How much water is on the moon?

Scientists knew there was water on the moon before NASA crashed a craft into the lunar soil.

Streams of electrically charged particles from the Sun and outer space are turning out to be major players in our solar system's cosmic drama. They help shape planetary atmospheres, sterilize exposed surfaces, and even bring possibly life-supporting oxygen to an icy Jovian moon.

In their latest act, solar protons (the nuclei of hydrogen atoms) allow our own supposedly arid moon to make enough water every day to offset evaporation and maintain trace amounts of moisture all over its surface. Forget those bone dry textbook images. In September, several research teams made the case for a damp moon in Science online. A decade of data from several spacecraft showed water concentrations up to a liter per ton of lunar "soil". The European Space Agency (ESA) confirmed that finding with a study of its own announced last month. That's still pretty dry. But MIT planetary scientist Benjamin Weiss says that, given it might be easy to recover the water, "I think this makes it a promising resource for astronauts."
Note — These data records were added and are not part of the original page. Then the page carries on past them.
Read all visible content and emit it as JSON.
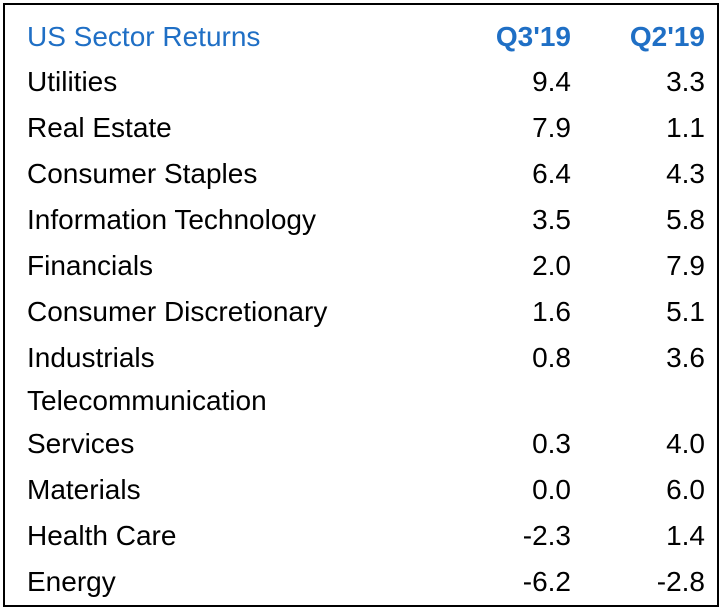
{
  "table": {
    "title": "US Sector Returns",
    "col1": "Q3'19",
    "col2": "Q2'19",
    "accent_color": "#1f6fc5",
    "rows": [
      {
        "label": "Utilities",
        "q3": "9.4",
        "q2": "3.3"
      },
      {
        "label": "Real Estate",
        "q3": "7.9",
        "q2": "1.1"
      },
      {
        "label": "Consumer Staples",
        "q3": "6.4",
        "q2": "4.3"
      },
      {
        "label": "Information Technology",
        "q3": "3.5",
        "q2": "5.8"
      },
      {
        "label": "Financials",
        "q3": "2.0",
        "q2": "7.9"
      },
      {
        "label": "Consumer Discretionary",
        "q3": "1.6",
        "q2": "5.1"
      },
      {
        "label": "Industrials",
        "q3": "0.8",
        "q2": "3.6"
      },
      {
        "label": "Telecommunication",
        "label2": "Services",
        "q3": "0.3",
        "q2": "4.0"
      },
      {
        "label": "Materials",
        "q3": "0.0",
        "q2": "6.0"
      },
      {
        "label": "Health Care",
        "q3": "-2.3",
        "q2": "1.4"
      },
      {
        "label": "Energy",
        "q3": "-6.2",
        "q2": "-2.8"
      }
    ]
  }
}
The water trick works like this. Lunar "soil" is a loose mix of dust grains that soaks up protons in the so-called solar wind. Trapped between the dust grains and absorbed, the solar protons react with the oxygen there to make water. They continuously make enough to offset the water that evaporates back into space. A European-supplied instrument on board India's Chendrayaan-I craft now orbiting the Moon found the data to back up this scenario.

They also contained a surprise. One in five of those incoming positively charged solar protons bounced back without joining the water project. Instead, it picked up an electron, became electrically neutral, and escaped the grasp of the magnetic fields that guide the electrically charged solar wind. Stas Barabash with the Swedish Institute of Space Physics says that's something "we didn't expect to see."
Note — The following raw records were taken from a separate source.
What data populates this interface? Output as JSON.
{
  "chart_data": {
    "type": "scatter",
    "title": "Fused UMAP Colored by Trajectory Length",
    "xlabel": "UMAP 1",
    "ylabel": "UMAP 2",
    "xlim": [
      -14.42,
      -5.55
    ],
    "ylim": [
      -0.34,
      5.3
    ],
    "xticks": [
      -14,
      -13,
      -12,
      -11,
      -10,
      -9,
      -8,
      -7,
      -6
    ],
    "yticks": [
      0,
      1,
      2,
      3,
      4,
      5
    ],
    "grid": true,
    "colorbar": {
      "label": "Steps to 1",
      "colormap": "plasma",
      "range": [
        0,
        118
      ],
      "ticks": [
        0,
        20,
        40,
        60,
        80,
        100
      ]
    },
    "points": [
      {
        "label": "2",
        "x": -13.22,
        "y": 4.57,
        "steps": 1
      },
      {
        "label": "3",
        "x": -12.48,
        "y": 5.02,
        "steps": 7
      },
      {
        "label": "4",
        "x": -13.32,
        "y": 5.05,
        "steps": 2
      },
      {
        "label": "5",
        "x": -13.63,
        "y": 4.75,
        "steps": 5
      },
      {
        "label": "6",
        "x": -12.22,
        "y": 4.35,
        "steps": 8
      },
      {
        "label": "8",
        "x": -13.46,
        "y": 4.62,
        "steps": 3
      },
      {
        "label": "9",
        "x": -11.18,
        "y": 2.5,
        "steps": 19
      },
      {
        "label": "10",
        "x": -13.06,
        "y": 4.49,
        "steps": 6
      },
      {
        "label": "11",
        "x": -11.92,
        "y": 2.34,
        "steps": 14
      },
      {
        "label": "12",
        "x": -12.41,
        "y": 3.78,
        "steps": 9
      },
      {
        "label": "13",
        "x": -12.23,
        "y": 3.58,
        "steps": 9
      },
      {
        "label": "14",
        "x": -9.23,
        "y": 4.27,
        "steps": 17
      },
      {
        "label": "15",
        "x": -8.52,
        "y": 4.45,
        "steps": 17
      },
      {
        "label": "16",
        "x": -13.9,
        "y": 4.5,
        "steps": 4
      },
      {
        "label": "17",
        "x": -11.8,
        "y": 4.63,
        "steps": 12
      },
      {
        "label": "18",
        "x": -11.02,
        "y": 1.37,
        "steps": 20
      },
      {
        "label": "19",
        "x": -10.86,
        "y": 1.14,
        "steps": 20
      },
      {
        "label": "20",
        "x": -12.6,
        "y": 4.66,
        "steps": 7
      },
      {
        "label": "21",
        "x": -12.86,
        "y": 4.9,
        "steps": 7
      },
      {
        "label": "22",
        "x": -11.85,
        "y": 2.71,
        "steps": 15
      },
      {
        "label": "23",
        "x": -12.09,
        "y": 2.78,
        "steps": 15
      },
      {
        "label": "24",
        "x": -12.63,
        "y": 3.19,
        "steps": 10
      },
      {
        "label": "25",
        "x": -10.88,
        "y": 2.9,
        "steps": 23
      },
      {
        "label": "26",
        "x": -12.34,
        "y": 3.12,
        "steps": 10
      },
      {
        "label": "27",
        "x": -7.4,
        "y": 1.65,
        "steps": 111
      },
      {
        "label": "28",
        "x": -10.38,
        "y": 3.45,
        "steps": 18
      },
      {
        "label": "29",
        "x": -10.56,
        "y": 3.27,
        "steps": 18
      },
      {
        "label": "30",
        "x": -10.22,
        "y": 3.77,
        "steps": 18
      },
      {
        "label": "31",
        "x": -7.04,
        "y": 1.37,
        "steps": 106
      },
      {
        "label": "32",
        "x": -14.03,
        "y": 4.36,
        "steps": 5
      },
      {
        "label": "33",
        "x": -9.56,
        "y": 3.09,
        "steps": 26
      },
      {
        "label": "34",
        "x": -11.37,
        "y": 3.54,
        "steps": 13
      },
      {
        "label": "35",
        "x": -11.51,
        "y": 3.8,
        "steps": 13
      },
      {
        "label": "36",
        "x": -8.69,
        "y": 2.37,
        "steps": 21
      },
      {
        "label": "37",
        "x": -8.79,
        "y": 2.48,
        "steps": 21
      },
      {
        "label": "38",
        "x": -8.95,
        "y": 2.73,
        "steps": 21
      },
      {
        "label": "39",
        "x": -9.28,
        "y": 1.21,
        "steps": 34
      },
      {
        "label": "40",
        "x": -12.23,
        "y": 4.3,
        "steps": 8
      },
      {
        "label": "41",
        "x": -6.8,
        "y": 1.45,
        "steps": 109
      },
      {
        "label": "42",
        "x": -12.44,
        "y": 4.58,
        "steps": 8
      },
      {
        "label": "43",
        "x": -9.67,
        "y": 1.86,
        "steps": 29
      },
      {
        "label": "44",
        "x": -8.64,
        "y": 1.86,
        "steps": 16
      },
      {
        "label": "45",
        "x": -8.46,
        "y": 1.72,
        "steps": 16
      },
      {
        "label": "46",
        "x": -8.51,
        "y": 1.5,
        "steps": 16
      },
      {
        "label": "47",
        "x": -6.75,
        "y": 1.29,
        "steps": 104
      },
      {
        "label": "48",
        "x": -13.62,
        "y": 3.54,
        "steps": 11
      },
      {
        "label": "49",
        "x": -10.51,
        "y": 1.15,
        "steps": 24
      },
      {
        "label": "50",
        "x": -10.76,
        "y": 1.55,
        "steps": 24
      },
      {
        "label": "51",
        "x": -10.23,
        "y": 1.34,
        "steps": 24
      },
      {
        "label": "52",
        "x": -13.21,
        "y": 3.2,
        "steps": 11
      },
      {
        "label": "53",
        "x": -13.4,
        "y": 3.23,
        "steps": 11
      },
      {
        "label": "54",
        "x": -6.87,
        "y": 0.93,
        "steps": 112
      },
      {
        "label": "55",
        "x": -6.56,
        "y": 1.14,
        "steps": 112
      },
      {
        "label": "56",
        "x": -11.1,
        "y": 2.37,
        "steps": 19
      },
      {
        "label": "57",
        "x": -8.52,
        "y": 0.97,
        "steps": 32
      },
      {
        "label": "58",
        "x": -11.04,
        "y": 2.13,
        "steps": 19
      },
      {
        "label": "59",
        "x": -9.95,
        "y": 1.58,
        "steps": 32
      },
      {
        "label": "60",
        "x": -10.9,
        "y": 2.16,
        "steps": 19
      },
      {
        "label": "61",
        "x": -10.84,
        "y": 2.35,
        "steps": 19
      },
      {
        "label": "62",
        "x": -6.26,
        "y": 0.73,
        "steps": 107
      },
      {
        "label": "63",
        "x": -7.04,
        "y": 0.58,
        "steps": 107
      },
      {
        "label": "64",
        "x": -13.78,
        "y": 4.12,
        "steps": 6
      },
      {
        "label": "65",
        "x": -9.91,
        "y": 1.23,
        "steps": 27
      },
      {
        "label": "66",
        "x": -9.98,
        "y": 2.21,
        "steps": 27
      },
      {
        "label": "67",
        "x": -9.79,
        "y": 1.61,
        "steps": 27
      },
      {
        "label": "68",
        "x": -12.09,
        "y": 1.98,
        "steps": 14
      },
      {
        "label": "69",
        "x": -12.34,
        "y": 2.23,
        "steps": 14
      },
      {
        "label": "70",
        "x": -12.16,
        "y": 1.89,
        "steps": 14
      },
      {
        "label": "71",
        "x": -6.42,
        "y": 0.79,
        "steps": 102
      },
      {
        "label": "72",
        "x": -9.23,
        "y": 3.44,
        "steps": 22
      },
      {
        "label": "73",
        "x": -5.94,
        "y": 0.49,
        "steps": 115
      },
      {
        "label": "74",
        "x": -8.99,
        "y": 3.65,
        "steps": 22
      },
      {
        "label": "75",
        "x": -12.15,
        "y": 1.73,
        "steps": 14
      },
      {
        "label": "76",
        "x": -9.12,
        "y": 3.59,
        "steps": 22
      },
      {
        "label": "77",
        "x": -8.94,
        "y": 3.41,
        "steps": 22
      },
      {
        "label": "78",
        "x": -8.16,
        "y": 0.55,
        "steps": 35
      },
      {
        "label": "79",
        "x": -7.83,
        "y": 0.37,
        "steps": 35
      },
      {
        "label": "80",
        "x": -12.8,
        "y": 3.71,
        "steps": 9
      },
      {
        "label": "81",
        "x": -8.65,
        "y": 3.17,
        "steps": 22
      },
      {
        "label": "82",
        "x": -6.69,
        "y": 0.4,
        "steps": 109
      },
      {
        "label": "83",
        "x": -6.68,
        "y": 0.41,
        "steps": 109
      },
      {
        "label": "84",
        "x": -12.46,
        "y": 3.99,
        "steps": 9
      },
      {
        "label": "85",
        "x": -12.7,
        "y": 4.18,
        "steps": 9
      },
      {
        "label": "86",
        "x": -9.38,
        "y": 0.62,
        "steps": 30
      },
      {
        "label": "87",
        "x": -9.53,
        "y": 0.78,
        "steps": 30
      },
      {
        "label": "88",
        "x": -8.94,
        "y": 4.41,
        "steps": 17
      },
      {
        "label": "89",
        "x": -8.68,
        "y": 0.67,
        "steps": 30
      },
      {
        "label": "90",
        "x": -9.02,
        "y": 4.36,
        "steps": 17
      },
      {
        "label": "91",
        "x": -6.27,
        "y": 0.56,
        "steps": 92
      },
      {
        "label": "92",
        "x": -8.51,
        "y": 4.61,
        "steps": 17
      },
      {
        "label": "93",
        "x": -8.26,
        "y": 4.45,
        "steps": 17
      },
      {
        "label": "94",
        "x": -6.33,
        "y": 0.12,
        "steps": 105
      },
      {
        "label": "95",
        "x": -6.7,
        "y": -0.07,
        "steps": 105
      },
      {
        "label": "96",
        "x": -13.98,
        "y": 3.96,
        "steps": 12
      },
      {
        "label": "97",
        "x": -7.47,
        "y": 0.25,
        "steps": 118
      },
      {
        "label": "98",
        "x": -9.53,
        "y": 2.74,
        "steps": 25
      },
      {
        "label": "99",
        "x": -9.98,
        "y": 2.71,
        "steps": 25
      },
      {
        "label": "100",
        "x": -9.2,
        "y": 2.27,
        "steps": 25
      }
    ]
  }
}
This potentially opens a whole new field of space observations – using the paths of electrically neutral hydrogen atoms such as light rays to form images. Photons leaving the lunar surface fly away on straight paths unaffected by magnetic fields or lunar gravity. Those paths (light rays) point directly back to their source. ESA explained that the bounce-back hydrogen atoms also travel in straight lines unaffected by magnetic fields or weak lunar gravity. Images of the surface can be made by tracing each atom back to its source. Areas emitting the most hydrogen will show up the brightest. Dr. Barabash and his team members are honing their skills at such image making.

Meanwhile, cosmic rays work some potentially life-sustaining molecular magic on Jupiter's moon, Europa. Scientists think its icy surface covers a vast ocean. They also believe that cosmic particles undergo reactions in the surface ice to produce oxygen. But it's been hard to imagine how to get that oxygen through the ice into the water to support oxygen-breathing life. Now Richard Greenberg from the University of Arizona in Tucson has shown it's theoretically possible for processes that renew the surface ice to work fast enough to maintain ample oxygen in the covered over ocean. Explaining his scheme at an American Astronomical Society meeting in Puerto Rico last month, he estimated there would be enough oxygen to support 3 billion kilograms of "macrofauna."

Where would our solar system be without the subtle influence of those speeding interplanetary particles?